The organisers of the 74th edition of the Cannes Film Festival, taking place 6-17 July, announced last week that Serebrennikov’s film, Petrov’s Flu, is in the running for the Palme d’Or prize, up against features by Wes Anderson, Sean Penn, François Ozon and Nanni Moretti, among others. His previous film Leto (2018) about the underground rock scene in 1980s Leningrad was also up for the Palme d’Or, while The Student (2016) about a troubled high-schooler who becomes obsessed with religious fundamentalism, won the festival’s François Chalais Prize.

Supporters of the Russian film-maker argue that the charges against him were trumped-up, and that he is being punished for making provocative works featuring homosexuality, politics and religion that run counter to the Kremlin’s upholding of “traditional values”. Serebrennikov has spoken out in support of LGBT issues and denounced state censorship and the arrest of members of the feminist punk group, Pussy Riot. During his trial, many international film and human rights groups called for the charges to be dropped. Human Rights Watch condemned them as “a thinly veiled way to retaliate against Serebrennikov for his political criticism and to send a chilling message to other artists”.

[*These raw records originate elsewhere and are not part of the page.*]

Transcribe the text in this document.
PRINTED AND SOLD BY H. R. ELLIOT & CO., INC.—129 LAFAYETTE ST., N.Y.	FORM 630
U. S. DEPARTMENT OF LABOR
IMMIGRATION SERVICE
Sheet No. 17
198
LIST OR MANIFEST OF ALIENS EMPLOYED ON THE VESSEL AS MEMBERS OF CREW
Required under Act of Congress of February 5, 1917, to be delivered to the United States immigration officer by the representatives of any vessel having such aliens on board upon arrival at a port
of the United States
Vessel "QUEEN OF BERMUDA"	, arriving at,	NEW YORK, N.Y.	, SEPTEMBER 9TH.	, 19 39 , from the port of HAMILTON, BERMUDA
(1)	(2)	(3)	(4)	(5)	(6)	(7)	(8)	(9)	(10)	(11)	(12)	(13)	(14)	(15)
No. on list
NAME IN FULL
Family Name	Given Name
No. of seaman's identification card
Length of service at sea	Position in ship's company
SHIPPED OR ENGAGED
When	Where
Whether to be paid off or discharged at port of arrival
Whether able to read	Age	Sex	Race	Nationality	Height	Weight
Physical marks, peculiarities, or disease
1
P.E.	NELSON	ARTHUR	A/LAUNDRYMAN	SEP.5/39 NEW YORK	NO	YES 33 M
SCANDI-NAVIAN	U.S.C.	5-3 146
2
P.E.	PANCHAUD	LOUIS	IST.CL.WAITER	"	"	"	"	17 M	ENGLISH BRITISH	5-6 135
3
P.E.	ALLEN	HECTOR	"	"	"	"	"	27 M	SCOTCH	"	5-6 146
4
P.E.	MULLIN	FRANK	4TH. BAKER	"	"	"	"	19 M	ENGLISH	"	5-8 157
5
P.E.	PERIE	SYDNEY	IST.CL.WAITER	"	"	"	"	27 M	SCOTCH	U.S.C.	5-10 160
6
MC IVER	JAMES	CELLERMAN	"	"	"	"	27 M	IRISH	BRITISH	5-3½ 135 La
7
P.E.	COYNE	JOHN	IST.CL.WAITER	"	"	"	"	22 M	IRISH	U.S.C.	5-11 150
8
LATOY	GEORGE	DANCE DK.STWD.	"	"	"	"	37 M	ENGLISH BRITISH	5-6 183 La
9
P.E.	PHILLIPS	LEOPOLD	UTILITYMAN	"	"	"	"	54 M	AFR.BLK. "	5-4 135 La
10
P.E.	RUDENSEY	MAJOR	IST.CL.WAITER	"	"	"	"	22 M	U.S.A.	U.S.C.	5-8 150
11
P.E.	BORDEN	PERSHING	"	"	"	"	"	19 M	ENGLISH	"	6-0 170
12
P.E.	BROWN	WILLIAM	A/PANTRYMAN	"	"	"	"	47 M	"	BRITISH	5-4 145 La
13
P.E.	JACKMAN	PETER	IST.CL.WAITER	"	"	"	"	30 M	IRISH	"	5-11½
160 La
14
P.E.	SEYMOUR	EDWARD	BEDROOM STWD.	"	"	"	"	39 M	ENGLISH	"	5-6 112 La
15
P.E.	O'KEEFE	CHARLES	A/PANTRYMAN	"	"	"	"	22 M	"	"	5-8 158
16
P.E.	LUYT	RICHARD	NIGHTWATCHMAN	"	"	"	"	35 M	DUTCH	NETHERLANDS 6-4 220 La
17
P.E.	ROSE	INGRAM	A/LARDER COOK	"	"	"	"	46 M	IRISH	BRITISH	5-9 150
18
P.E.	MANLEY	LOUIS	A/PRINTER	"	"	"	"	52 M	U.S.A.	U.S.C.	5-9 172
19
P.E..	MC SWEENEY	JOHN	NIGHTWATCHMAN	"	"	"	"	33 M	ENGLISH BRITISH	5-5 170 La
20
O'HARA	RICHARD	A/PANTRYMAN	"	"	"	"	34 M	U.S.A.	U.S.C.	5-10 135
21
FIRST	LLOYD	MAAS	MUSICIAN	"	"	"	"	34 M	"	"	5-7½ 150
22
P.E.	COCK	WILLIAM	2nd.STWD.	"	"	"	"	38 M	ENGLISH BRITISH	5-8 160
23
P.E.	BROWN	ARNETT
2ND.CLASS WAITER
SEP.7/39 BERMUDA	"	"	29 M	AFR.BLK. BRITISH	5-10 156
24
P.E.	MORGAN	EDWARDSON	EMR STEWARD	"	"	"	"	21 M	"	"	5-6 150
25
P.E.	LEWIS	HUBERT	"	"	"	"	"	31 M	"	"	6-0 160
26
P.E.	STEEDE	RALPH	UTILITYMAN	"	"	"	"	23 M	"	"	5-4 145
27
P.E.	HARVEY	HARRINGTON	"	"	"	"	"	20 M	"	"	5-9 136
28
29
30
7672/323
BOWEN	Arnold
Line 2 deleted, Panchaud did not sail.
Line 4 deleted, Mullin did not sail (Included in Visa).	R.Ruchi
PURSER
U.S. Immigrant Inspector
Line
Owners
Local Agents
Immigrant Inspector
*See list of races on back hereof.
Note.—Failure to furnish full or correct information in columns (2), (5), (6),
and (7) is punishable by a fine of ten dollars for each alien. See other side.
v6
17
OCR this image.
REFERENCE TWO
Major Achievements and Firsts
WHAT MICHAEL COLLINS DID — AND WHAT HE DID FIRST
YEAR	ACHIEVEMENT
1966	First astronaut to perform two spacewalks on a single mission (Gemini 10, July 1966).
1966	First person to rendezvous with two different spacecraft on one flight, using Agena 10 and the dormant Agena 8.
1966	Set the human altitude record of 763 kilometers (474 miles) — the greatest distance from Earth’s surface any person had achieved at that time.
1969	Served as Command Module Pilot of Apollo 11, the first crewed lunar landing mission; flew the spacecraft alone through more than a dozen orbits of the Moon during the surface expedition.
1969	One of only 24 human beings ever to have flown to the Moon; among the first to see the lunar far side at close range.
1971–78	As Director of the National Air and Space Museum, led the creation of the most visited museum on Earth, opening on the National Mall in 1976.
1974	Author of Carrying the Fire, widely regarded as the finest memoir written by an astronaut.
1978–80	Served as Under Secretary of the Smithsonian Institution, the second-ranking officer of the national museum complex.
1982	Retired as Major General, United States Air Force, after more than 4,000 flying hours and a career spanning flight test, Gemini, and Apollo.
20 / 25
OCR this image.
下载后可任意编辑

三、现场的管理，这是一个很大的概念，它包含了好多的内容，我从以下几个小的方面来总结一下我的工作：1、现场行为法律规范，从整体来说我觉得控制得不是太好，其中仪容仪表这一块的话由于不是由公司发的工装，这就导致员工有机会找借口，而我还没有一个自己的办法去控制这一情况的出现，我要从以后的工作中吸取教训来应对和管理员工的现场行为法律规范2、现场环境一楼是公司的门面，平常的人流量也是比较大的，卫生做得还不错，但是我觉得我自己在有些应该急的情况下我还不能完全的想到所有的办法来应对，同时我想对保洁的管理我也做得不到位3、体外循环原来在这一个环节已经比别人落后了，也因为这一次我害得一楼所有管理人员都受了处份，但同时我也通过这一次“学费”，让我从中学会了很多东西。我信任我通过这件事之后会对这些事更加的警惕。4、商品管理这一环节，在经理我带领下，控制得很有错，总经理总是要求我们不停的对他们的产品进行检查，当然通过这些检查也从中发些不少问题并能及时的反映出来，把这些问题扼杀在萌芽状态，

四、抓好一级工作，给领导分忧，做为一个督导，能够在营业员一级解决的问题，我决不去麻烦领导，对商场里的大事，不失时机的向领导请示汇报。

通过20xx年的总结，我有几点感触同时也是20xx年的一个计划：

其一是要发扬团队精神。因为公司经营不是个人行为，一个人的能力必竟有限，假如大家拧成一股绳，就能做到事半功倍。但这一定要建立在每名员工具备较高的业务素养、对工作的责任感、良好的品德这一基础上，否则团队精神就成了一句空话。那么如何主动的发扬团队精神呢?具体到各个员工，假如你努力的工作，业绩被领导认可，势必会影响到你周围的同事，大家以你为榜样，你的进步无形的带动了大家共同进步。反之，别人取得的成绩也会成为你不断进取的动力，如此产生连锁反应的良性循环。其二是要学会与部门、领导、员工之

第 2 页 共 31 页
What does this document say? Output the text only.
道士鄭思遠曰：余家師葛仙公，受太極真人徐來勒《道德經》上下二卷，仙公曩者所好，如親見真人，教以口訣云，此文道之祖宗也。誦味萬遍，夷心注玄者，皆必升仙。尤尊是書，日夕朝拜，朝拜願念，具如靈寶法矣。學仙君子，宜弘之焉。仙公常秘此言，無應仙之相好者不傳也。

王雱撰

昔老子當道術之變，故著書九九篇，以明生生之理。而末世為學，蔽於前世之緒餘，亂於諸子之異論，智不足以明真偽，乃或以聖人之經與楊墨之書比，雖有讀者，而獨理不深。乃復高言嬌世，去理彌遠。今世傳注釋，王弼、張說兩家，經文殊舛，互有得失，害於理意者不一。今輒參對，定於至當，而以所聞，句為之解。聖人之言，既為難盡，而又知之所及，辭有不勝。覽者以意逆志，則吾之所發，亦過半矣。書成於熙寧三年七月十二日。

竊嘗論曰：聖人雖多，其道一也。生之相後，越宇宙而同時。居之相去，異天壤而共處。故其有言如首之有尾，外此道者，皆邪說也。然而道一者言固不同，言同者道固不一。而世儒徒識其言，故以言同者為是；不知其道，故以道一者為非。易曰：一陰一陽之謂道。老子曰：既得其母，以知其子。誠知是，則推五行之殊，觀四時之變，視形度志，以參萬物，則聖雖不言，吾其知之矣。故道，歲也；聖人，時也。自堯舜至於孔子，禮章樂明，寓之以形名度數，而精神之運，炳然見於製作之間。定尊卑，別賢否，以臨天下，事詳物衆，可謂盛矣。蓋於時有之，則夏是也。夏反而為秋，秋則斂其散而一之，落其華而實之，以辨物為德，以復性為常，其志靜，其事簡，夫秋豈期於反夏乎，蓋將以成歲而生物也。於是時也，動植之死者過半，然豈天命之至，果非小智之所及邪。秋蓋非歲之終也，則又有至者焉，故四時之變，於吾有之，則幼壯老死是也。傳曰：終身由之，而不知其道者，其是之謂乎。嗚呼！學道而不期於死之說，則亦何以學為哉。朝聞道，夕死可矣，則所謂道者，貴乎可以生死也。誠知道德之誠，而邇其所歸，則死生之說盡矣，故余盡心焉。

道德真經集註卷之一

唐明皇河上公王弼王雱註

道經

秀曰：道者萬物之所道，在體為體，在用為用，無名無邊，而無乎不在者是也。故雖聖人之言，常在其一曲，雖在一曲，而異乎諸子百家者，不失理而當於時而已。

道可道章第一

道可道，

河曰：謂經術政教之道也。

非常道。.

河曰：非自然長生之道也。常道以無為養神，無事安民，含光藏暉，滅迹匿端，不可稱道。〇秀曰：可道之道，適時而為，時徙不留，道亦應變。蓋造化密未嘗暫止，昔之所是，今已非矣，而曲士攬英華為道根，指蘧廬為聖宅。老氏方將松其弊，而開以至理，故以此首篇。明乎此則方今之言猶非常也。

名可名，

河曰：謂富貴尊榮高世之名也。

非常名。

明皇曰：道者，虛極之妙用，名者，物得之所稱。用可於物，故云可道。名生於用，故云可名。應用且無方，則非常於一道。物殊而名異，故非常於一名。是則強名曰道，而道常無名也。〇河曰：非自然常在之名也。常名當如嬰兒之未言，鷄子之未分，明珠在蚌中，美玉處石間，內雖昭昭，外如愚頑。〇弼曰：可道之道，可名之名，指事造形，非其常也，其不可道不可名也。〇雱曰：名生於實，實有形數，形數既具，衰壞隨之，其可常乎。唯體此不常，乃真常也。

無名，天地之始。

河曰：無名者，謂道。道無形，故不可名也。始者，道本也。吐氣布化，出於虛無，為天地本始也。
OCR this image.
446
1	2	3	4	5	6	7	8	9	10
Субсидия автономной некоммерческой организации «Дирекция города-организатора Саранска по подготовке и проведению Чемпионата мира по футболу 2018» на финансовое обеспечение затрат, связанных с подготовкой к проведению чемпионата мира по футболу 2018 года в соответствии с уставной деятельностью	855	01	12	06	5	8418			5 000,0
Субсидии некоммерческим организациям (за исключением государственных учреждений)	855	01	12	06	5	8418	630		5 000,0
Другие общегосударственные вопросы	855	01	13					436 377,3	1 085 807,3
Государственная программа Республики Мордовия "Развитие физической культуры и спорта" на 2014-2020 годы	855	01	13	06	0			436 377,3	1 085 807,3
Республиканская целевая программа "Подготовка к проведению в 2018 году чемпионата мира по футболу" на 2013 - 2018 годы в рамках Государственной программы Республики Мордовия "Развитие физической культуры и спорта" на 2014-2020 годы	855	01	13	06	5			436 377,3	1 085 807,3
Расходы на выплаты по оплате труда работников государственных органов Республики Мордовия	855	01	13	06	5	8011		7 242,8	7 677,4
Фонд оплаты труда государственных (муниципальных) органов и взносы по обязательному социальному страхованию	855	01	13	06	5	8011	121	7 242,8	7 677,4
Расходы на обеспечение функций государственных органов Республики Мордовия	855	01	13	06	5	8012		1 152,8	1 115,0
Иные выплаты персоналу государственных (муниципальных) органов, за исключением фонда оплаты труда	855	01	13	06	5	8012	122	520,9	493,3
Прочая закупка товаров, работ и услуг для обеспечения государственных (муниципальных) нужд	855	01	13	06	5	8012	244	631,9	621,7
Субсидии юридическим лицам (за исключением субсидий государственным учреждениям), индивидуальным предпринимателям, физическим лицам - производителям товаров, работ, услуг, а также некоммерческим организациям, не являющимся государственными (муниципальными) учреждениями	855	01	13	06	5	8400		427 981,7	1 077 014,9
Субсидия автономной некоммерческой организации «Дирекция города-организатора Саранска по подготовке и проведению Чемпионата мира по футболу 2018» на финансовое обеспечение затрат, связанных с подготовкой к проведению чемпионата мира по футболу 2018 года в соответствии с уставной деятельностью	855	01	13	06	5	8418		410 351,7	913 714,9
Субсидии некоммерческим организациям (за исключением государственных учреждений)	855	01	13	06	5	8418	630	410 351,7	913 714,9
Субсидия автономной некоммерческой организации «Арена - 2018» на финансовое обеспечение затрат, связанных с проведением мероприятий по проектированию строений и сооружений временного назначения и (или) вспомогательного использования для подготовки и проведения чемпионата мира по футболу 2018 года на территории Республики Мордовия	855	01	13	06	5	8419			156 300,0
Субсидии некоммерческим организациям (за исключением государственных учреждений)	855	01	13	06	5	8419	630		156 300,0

This is the second time that Serebrennikov is absent from Cannes, as he was still under house arrest in Moscow when Leto was nominated for the Palme d’Or in 2018. During the production of the film the previous summer, had been arrested and charged with embezzling around 129 million rubles (€1.8m) from the Gogol Center, an avant-garde theatre and arts complex in Moscow, where he was the director. His team reportedly finished filming Leto without him and he edited it from his apartment before sending it to Cannes.

Serebrennikov was fired from the Gogol Center in February, after leading the theatre for nine years and transforming into into a cutting-edge cultural venue.